Vazquez-Albacete Dario, Montefiori Marco, Kol Stefan, Motawia Mohammed Saddik, Møller Birger Lindberg, Olsen Lars, Nørholm Morten H H
Novo Nordisk Foundation Center for Biosustainability, Technical University of Denmark, Denmark.
Faculty of Health and Medical Sciences, Department of Drug Design and Pharmacology, University of Copenhagen, Denmark.
Phytochemistry. 2017 Mar;135:8-17. doi: 10.1016/j.phytochem.2016.11.013. Epub 2017 Jan 11.

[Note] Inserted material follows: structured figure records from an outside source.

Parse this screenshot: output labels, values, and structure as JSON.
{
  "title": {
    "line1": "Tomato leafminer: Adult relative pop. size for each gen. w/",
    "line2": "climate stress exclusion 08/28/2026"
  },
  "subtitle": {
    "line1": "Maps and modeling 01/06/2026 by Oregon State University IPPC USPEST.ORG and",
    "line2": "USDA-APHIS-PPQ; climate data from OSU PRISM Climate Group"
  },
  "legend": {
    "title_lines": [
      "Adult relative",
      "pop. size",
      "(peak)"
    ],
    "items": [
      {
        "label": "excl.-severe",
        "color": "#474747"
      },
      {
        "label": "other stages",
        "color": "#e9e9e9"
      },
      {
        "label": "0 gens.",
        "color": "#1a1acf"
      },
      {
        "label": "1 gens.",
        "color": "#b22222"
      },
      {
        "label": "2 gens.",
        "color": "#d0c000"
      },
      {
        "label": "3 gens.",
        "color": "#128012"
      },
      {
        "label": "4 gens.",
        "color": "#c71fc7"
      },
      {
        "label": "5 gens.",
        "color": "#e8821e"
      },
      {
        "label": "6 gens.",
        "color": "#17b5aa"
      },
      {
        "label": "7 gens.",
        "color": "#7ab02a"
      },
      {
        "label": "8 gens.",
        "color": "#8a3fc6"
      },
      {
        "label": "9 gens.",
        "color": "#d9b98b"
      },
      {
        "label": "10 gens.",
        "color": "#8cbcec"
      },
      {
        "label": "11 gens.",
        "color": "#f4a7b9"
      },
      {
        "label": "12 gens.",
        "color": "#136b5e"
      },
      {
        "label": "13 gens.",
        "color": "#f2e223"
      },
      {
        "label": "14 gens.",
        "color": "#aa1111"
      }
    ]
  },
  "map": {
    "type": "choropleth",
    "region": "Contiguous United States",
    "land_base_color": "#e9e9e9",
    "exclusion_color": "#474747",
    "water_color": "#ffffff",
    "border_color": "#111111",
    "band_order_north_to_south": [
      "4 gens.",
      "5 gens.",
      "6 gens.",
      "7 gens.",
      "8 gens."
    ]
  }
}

The vast diversity and membrane-bound nature of plant P450s makes it challenging to study the structural characteristics of this class of enzymes especially with respect to accurate intermolecular enzyme-substrate interactions. To address this problem we here apply a modified hybrid structure strategy for homology modeling of plant P450s. This allows for structural elucidation based on conserved motifs in the protein sequence and secondary structure predictions. We modeled the well-studied Sorghum bicolor cytochrome P450 CYP79A1 catalyzing the first step in the biosynthesis of the cyanogenic glucoside dhurrin. Docking experiments identified key regions of the active site involved in binding of the substrate and facilitating catalysis. Arginine 152 and threonine 534 were identified as key residues interacting with the substrate. The model was validated experimentally using site-directed mutagenesis. The new CYP79A1 model provides detailed insights into the mechanism of the initial steps in cyanogenic glycoside biosynthesis. The approach could guide functional characterization of other membrane-bound P450s and provide structural guidelines for elucidation of key structure-function relationships of other plant P450s.
植物细胞色素P450具有广泛的多样性和膜结合特性,这使得研究这类酶的结构特征具有挑战性,尤其是在准确的分子间酶-底物相互作用方面。为了解决这个问题,我们在此应用一种改进的混合结构策略对植物细胞色素P450进行同源建模。这使得基于蛋白质序列中的保守基序和二级结构预测来阐明结构成为可能。我们对研究充分的高粱细胞色素P450 CYP79A1进行了建模,该酶催化生氰糖苷蜀黍苷生物合成的第一步。对接实验确定了活性位点中参与底物结合并促进催化作用的关键区域。精氨酸152和苏氨酸534被确定为与底物相互作用的关键残基。该模型通过定点诱变进行了实验验证。新的CYP79A1模型为氰苷生物合成初始步骤的机制提供了详细见解。该方法可以指导其他膜结合细胞色素P450的功能表征,并为阐明其他植物细胞色素P450关键结构-功能关系提供结构指导。